The next day, we had most of the day to explore before joining our group at the marina for our sailing cruise, so we set out on foot. We stopped at the pirate museum (which seemed like a must in Nassau) and then walked along the port. There were three huge cruise ships that had come over from Florida, essentially for the day. We sat and watched as they unloaded thousands of people onto the main street, which was filled with tourist shops and chain restaurants. The quiet morning in Nassau was quickly swallowed up by all the tourists. Everyone came to life, trying to get their business. I’ve never been on a traditional large cruise ship before and watching it was quite the production.

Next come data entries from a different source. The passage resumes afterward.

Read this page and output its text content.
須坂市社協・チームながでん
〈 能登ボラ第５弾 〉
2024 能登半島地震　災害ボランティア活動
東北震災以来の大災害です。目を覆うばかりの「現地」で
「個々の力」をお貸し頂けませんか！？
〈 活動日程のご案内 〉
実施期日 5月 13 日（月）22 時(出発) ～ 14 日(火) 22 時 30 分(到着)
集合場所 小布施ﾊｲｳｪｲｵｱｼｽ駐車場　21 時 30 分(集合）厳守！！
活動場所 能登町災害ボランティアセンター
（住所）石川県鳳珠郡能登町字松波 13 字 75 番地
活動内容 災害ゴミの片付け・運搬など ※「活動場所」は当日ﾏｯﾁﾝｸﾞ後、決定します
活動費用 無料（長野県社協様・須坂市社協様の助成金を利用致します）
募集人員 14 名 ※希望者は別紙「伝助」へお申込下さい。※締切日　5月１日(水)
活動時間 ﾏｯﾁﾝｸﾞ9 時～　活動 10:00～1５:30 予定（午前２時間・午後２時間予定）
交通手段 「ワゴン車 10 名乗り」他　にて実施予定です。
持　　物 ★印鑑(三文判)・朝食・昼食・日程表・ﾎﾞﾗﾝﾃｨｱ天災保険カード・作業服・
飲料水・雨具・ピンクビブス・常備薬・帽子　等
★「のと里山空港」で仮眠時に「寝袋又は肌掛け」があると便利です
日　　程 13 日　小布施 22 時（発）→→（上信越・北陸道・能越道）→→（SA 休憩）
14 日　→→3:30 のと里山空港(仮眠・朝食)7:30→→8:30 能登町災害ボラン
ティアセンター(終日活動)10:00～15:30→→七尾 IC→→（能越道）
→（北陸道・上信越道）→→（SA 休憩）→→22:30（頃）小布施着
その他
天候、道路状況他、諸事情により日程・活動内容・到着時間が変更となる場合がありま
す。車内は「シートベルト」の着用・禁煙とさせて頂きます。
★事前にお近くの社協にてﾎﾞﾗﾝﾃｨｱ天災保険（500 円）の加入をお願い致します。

But after a short while, I’d had enough and we wandered off the main drag and even just a block or two away from the port it was quiet Nassau again. We found great little shops and restaurants that catered to locals. After a few hours of exploring the city, we went back to our hotel and grabbed a cab to the Marina on the edge of downtown where the Liberty Clipper was docked. We dropped our bags with the crew and then got to explore the marina, looking at the fishing boats, small sailboats and huge yachts.

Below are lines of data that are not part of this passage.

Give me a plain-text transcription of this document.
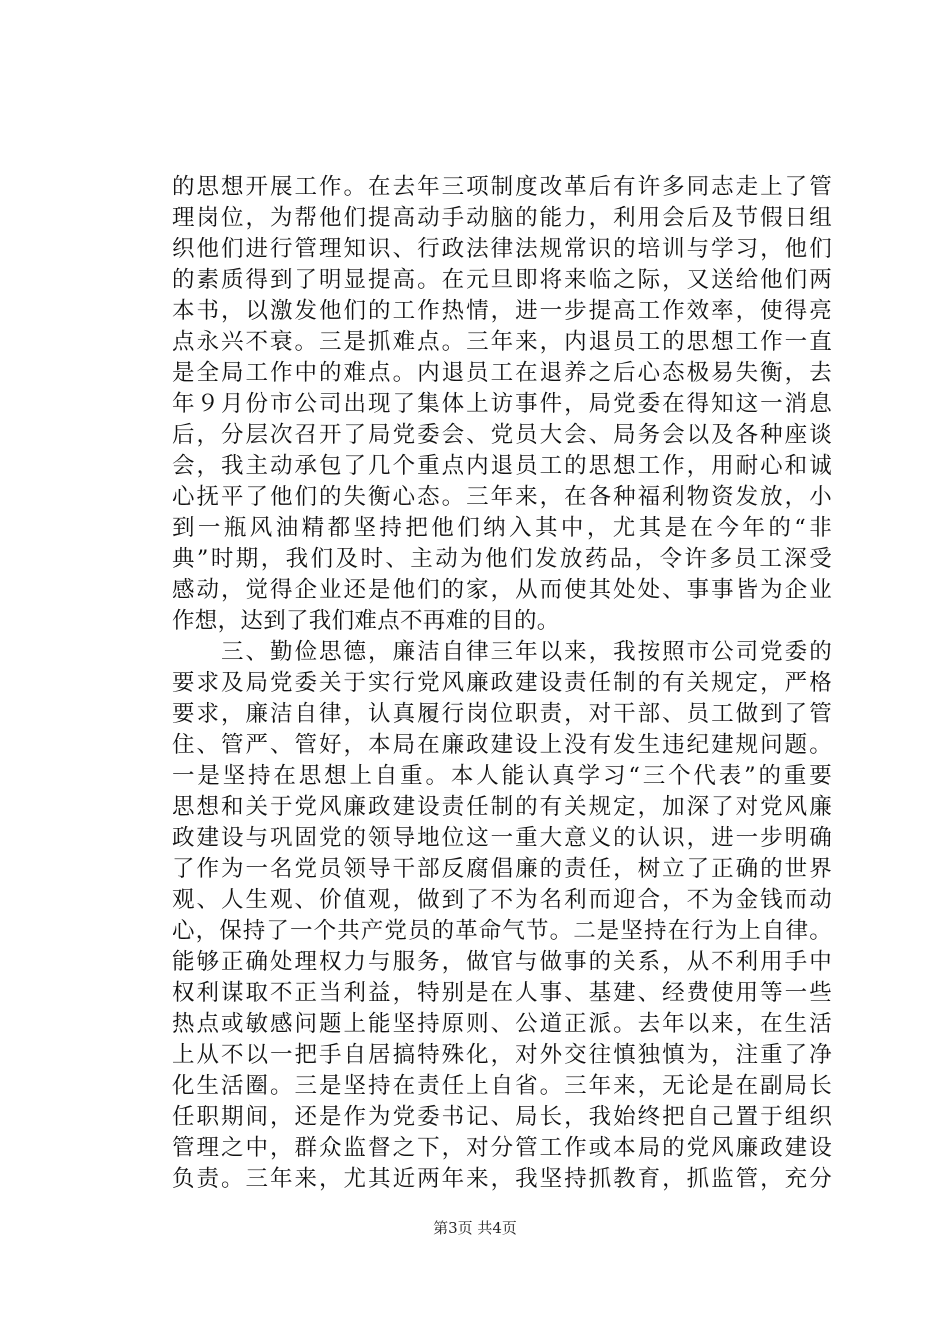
的思想开展工作。在去年三项制度改革后有许多同志走上了管
理岗位，为帮他们提高动手动脑的能力，利用会后及节假日组
织他们进行管理知识、行政法律法规常识的培训与学习，他们
的素质得到了明显提高。在元旦即将来临之际，又送给他们两
本书，以激发他们的工作热情，进一步提高工作效率，使得亮
点永兴不衰。三是抓难点。三年来，内退员工的思想工作一直
是全局工作中的难点。内退员工在退养之后心态极易失衡，去
年９月份市公司出现了集体上访事件，局党委在得知这一消息
后，分层次召开了局党委会、党员大会、局务会以及各种座谈
会，我主动承包了几个重点内退员工的思想工作，用耐心和诚
心抚平了他们的失衡心态。三年来，在各种福利物资发放，小
到一瓶风油精都坚持把他们纳入其中，尤其是在今年的“非
典”时期，我们及时、主动为他们发放药品，令许多员工深受
感动，觉得企业还是他们的家，从而使其处处、事事皆为企业
作想，达到了我们难点不再难的目的。
　　三、勤俭思德，廉洁自律三年以来，我按照市公司党委的
要求及局党委关于实行党风廉政建设责任制的有关规定，严格
要求，廉洁自律，认真履行岗位职责，对干部、员工做到了管
住、管严、管好，本局在廉政建设上没有发生违纪建规问题。
一是坚持在思想上自重。本人能认真学习“三个代表”的重要
思想和关于党风廉政建设责任制的有关规定，加深了对党风廉
政建设与巩固党的领导地位这一重大意义的认识，进一步明确
了作为一名党员领导干部反腐倡廉的责任，树立了正确的世界
观、人生观、价值观，做到了不为名利而迎合，不为金钱而动
心，保持了一个共产党员的革命气节。二是坚持在行为上自律。
能够正确处理权力与服务，做官与做事的关系，从不利用手中
权利谋取不正当利益，特别是在人事、基建、经费使用等一些
热点或敏感问题上能坚持原则、公道正派。去年以来，在生活
上从不以一把手自居搞特殊化，对外交往慎独慎为，注重了净
化生活圈。三是坚持在责任上自省。三年来，无论是在副局长
任职期间，还是作为党委书记、局长，我始终把自己置于组织
管理之中，群众监督之下，对分管工作或本局的党风廉政建设
负责。三年来，尤其近两年来，我坚持抓教育，抓监管，充分
第3页 共4页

We were welcomed on the ship where we met the crew and had a safety briefing, and then were set loose to have dinner in town. A few of the crew suggested a little conch shack within walking distance and so about half the guests and a few crew set off on foot toward Uncle Tellis’ conch shack. Uncle Tellis was such a sweet older man who took us back behind his little shack and showed us how to clean a conch, then made us fried conch, conch salad and a few other dishes that I couldn’t name. Our group took over the whole shack, and he was so happy to host us and show us a fun evening.
I didn’t know what to expect arriving into Nassau. All I really knew about it going into this trip was that it was a short flight or cruise from Florida, making it an easy weekend getaway for east-coasters, but most people either came by cruise and only saw the port-area or stayed in one of the large resorts on the beach. Nassau is full of wonderful people, delicious food and a ton of history. I was glad to have this introduction to the Bahamas before we set sail on our sailboat the next morning.